Download or read book Power Hungry written by Robert Bryce and published by PublicAffairs. This book was released on 2011-04-26 with total page 402 pages. Available in PDF, EPUB and Kindle. Book excerpt: The promise of "green jobs" and a "clean energy future" has roused the masses. But as Robert Bryce makes clear in this provocative book, that vision needs a major re-vision. We cannot -- and will not -- quit using carbon-based fuels at any time in the near future for a simple reason: they provide the horsepower that we crave. The hard reality is that oil, coal, and natural gas are here to stay. Fueling our society requires more than sentiment and rhetoric; we need to make good decisions and smart investments based on facts. In Power Hungry, Bryce provides a supertanker-load of footnoted facts while shepherding readers through basic physics and math.
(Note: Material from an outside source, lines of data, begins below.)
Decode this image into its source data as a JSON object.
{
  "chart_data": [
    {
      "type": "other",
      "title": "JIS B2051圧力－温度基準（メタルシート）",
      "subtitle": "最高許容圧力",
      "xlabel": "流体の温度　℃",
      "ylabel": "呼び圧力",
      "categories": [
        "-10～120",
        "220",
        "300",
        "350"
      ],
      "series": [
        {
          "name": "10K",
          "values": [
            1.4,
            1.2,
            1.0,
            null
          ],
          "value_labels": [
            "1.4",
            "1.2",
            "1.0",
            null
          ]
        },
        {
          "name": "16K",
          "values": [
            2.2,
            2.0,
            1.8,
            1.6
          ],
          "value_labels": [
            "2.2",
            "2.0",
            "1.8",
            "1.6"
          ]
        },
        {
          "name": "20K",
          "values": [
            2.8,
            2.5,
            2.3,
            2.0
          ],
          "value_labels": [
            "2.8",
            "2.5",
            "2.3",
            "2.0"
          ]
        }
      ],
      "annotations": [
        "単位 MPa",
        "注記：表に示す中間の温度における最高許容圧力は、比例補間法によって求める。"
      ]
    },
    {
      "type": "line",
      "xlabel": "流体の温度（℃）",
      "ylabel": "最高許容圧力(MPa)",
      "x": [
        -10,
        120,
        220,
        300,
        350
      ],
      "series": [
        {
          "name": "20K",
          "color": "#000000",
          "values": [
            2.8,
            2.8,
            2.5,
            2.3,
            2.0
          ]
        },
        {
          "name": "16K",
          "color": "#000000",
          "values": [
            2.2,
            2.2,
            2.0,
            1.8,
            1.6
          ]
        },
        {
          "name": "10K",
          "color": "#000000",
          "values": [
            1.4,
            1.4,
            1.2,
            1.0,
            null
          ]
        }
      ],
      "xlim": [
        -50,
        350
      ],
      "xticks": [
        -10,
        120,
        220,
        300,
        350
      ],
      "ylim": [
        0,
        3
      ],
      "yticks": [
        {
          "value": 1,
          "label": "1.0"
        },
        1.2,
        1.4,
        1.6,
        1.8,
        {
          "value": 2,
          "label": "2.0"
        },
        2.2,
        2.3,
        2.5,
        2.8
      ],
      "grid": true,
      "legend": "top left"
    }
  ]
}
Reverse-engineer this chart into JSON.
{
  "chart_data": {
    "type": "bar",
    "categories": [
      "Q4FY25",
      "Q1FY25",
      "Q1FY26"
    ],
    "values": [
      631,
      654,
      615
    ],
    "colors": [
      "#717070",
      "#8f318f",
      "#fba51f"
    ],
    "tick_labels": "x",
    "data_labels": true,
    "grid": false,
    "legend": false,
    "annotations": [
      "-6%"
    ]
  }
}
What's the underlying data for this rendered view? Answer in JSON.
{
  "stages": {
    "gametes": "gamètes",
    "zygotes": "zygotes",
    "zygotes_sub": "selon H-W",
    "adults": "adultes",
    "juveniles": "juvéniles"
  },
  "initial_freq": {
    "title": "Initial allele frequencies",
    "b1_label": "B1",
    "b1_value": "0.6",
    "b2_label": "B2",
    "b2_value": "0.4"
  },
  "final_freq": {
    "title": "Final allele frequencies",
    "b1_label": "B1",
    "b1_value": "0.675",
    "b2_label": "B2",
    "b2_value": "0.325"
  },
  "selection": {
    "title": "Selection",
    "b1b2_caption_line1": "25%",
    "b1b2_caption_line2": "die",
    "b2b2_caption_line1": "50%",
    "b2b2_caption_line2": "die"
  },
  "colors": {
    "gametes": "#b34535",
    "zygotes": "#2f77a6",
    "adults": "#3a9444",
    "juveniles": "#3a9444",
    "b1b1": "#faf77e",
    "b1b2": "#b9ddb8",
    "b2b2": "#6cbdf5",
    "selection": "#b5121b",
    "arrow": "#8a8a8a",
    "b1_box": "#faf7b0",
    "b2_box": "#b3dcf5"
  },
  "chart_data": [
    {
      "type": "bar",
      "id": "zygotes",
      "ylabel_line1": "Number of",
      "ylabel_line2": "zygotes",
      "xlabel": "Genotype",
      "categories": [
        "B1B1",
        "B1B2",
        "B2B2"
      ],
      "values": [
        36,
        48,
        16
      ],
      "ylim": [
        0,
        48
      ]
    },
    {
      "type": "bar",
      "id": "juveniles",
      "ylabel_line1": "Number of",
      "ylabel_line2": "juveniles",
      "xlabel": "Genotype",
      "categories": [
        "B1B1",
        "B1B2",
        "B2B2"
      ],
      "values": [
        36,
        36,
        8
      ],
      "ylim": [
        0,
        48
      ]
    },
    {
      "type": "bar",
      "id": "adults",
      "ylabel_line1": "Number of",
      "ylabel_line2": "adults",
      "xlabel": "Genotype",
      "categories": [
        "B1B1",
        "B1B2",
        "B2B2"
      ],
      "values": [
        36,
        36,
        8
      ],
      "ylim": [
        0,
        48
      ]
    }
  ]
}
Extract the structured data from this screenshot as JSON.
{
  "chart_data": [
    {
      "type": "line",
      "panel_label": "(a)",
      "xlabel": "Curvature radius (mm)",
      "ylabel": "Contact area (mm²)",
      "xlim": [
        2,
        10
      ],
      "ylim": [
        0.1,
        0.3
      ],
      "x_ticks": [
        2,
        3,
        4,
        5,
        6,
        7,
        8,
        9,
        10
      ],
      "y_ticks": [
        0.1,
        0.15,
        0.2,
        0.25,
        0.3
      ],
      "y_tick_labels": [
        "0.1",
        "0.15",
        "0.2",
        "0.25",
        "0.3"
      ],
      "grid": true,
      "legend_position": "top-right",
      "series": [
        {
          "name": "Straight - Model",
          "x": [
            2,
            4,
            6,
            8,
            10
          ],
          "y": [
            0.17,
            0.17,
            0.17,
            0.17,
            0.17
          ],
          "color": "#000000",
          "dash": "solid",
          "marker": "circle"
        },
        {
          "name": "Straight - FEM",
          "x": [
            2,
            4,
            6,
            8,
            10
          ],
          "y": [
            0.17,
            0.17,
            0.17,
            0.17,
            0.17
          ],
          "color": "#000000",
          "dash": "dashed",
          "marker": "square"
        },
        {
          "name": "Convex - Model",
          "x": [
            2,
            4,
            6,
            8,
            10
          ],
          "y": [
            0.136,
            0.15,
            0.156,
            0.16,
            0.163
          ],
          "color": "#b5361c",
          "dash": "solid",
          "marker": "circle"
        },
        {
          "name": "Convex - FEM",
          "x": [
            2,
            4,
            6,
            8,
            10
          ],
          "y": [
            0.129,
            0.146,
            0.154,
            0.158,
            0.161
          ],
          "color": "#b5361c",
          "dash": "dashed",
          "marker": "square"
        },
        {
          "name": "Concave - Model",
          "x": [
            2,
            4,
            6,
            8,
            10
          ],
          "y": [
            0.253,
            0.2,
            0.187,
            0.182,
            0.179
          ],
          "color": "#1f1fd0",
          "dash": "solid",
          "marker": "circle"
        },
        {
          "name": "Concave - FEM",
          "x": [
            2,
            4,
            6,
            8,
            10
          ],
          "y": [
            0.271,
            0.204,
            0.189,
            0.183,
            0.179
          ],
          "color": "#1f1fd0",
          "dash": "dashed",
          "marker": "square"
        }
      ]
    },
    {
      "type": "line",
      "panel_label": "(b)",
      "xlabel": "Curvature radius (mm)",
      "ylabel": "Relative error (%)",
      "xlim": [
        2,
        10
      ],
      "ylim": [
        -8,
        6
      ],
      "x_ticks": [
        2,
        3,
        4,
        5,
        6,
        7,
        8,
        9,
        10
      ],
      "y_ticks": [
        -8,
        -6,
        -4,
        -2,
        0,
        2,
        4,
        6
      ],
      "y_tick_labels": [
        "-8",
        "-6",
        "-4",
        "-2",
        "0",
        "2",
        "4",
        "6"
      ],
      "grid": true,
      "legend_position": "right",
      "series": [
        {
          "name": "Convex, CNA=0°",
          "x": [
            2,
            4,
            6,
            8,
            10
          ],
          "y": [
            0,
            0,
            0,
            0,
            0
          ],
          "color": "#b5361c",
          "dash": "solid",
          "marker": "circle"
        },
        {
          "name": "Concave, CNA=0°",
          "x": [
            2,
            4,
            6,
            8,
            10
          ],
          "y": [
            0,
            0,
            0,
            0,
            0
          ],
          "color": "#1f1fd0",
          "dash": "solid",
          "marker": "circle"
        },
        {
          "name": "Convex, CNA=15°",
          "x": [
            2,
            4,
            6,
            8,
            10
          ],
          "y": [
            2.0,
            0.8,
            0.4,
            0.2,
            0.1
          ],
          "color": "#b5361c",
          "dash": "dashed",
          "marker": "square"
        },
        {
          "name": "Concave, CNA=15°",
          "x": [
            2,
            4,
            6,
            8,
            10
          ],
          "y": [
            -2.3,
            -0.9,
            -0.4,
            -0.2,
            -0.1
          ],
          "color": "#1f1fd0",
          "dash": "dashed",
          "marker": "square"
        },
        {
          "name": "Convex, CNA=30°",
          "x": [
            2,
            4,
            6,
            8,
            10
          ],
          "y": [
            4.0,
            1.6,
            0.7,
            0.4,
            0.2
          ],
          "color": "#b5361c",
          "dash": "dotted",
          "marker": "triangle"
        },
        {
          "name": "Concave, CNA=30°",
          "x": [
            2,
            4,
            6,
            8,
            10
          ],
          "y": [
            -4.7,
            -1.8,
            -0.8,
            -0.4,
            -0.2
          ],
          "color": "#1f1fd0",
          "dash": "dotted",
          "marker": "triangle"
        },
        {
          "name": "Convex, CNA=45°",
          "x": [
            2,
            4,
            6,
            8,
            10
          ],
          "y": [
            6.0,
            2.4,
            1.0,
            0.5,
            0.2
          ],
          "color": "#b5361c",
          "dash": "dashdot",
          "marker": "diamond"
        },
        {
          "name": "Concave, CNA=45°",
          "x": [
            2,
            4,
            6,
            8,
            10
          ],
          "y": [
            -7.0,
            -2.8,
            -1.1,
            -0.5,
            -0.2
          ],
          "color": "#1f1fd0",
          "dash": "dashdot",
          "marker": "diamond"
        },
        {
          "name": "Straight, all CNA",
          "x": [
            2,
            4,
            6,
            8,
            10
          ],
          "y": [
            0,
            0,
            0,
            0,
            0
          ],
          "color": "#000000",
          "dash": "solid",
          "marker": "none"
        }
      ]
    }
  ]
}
And with the help of a panoply of vivid graphics and tables, he crushes a phalanx of energy myths, showing why renewables are not green, carbon capture and sequestration won't work, and even -- surprise! -- that the U.S. is leading the world in energy efficiency. He also charts the amazing growth of the fuels of the future: natural gas and nuclear. Power Hungry delivers a clear-eyed view of what America has "in the tank," and what's needed to transform the gargantuan global energy sector.